Some of the salient points of the SC judgment and their implications are as follows:
Adoption of competitively bid tariff under Section 63 of the 2003 Act is not independent of the general regulatory power of the CERC under Section 79(1)(b) of the Act. However, to the extent the competitive bidding guidelines issued by the Central Government under Section 63 covers the field, the CERC is bound by those guidelines and it must exercise its regulatory powers under Section 79(1)(b) only in accordance with those guidelines.

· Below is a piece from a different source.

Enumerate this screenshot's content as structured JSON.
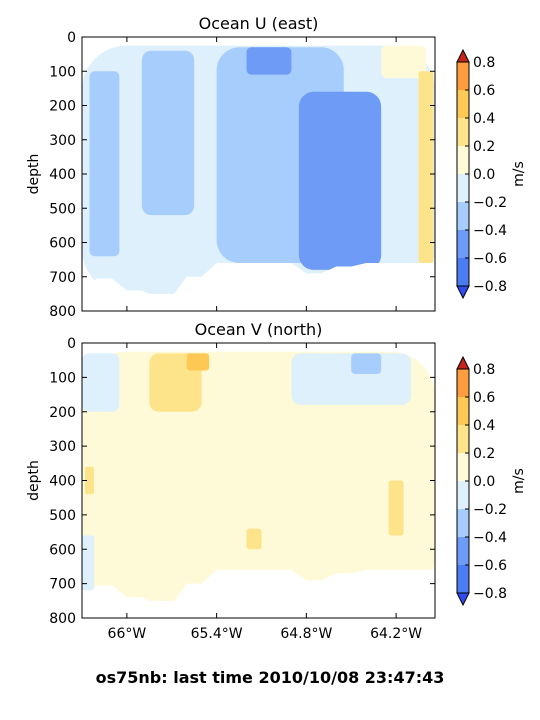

Where there are no guidelines framed at all or where the guidelines do not deal with a given situation, the CERC’s general regulatory powers can be exercised. This means that the window for revisiting a competitively bid tariff by the CERC (and by implication the SERC) is not completely closed and to this extent the SC order is a welcome step forward from the judgment delivered by APTEL on April 7, 2016. At the same time, however, the window for revisiting a competitively bid tariff is quite narrow in as much as the generating company will have to establish that its case/situation is not covered by the standard bidding guidelines framed by the Central Government for determination of tariff through a transparent bidding process.
Unsurprisingly, the SC has held that the word “Law” as defined in the PPAs covers only the Indian law and not foreign laws like the Indonesian regulation on export of coal, which was the bone of contention between the generators and utilities.
Reversing APTEL’s decision on the point, the SC has held that the change in the National Coal Distribution Policy (NCDP) in July 2013 curtailing the assured supply of domestic coal to power generators constituted a ‘Change in Law’ under the PPAs. As a result, power generators depending on supply of domestic coal would be able to obtain relief under ‘change in law’ provision of the PPAs. The order thus also puts to rest the ambiguity around the issue as to whether NCDP has the force of law and whether changes in NCDP resulting in a change in coal allocation to the power generators would entitle them to a change in law relief under their PPAs.
Expectedly, the SC has accorded a great deal of importance to the sanctity of tariffs discovered through a competitive bidding process. The argument that an unprecedented rise in prices of imported coal including as a result of promulgation of Indonesian regulations had altered or taken away the fundamental basis of the PPAs and therefore, the doctrine of frustration contained in Section 56 of the Contract Act, 1872 would apply has been rejected. Following the approach adopted by the SC in Alopi Parshad v Union of India, (1960) 2 SCR 293, the SC held that the risk of abnormal rise in fuel prices in a tariff bid project remains with the generator.
The SC has also narrowed down the scope of ‘force majeure events’ covered in the PPAs. While agreeing that the definition of ‘force majeure’ in the PPAs was not an exhaustive provision, the SC held that a party’s performance being hindered by an unforeseen event will not necessarily rise to a force majeure event unless the same has partly prevented the party from performing its obligation. The expression ‘hindered’ in the force majeure clause needed to be construed with regard to the words that precede and follow it. When read with other sub-clauses, ‘hindered’ meant that the affected party must be partly prevented in performance of its obligation. As a result, the broader interoperation given by the APTEL to word ‘hindered’ to hold the promulgation of Indonesian Regulations as a force majeure event has been rejected.
This judgment has far reaching implications for the existing and future tariff bid based PPAs in India. The power generators, especially those relying on imported coal, are not a happy lot. However, the judgment settles the legal position on the scope of regulatory powers and other related matters and this can certainly be termed as a step forward in the still nascent jurisprudence of electricity regulation in India.